Esther: Are you likely to bump up against them if you are ever talking to customers?
Samuel: No, that is not typically a problem. Maybe DeepL as a competitor, but that is mostly because for many people in the German-speaking market DeepL is good machine translation these days. Slator once described TextShuttle as a boutique player and I think that is true. If you want a machine translation system for your team of professionals, it is going to make them faster and you can commoditize it. You can make a business case. That is not the same as just going and connecting some system and then seeing what comes out. This is a different setup and honestly, I think many people would also struggle to actually integrate these services meaningfully into their processes. TextShuttle does not only produce machine translation systems, we also consult people. We tell them, well, how can you configure this? How can you configure your workflows? How can you train your translators and so on? I think that is also a differentiator there.

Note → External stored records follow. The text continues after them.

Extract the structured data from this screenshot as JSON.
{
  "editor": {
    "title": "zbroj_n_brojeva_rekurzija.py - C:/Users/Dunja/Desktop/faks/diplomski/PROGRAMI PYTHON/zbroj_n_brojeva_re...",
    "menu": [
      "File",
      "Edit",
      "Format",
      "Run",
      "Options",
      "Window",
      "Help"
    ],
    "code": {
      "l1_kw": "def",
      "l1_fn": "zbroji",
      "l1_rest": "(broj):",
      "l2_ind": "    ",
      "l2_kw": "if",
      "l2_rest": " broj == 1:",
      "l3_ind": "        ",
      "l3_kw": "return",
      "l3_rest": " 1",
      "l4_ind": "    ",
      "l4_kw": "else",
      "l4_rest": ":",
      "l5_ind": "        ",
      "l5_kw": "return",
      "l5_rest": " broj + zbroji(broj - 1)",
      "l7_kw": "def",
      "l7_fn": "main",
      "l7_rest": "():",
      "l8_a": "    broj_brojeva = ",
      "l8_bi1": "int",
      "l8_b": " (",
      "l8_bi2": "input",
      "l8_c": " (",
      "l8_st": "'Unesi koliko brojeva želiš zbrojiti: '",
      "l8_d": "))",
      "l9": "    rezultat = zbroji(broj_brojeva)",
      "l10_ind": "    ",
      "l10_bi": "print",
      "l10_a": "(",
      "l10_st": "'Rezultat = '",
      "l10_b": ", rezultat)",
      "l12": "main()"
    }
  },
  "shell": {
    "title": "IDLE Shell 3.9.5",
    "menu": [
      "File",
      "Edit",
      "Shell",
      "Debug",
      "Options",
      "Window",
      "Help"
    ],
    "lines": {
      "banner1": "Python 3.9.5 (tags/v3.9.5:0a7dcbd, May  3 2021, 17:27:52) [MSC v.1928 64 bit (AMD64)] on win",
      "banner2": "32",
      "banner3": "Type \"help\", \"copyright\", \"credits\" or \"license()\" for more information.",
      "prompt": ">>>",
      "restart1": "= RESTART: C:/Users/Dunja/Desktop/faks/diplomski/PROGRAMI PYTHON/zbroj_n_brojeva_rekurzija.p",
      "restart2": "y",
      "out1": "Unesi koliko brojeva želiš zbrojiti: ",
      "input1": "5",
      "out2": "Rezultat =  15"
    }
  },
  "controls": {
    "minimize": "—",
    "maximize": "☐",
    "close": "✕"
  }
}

Florian: MT outlook in the next two, three, four, five years? What are you guys working on?
Samuel: Again, predictions are always wrong in this field. I stand by it. On the immediate horizon, I mentioned controllability. One thing is this whole focus on sentences and contexts getting larger and larger, document-level translation. This is clearly coming. You could argue it is solved in research. It is a matter of how much money people want to invest to run it now.
What are we working on? We are also working on controllability in the sense of using resources that have been created. It is funny, people were so excited for a long time and still, I think about this adaptive machine translation paradigm, so the idea where you add it to translation and then it does the same way in future projects or even in the same document. At TextShuttle, we find this a bit weird in the sense that if at a certain company, you have your glossary and I want to translate X as Y, why does the machine translation system have to make a mistake and you have to correct it and maybe correct it again for the system to eventually learn what is already known upfront. This domain adaptation where you do not necessarily need to fine-tune your systems and do long training, but if you activate this translation memory, the MT output is going to look like that. If you connect this glossary, the MT output is going to look like that. That is what we were working on, for example, and I think others will be too. I guess that is going to be interesting for people who use machine translation in a professional context in particular.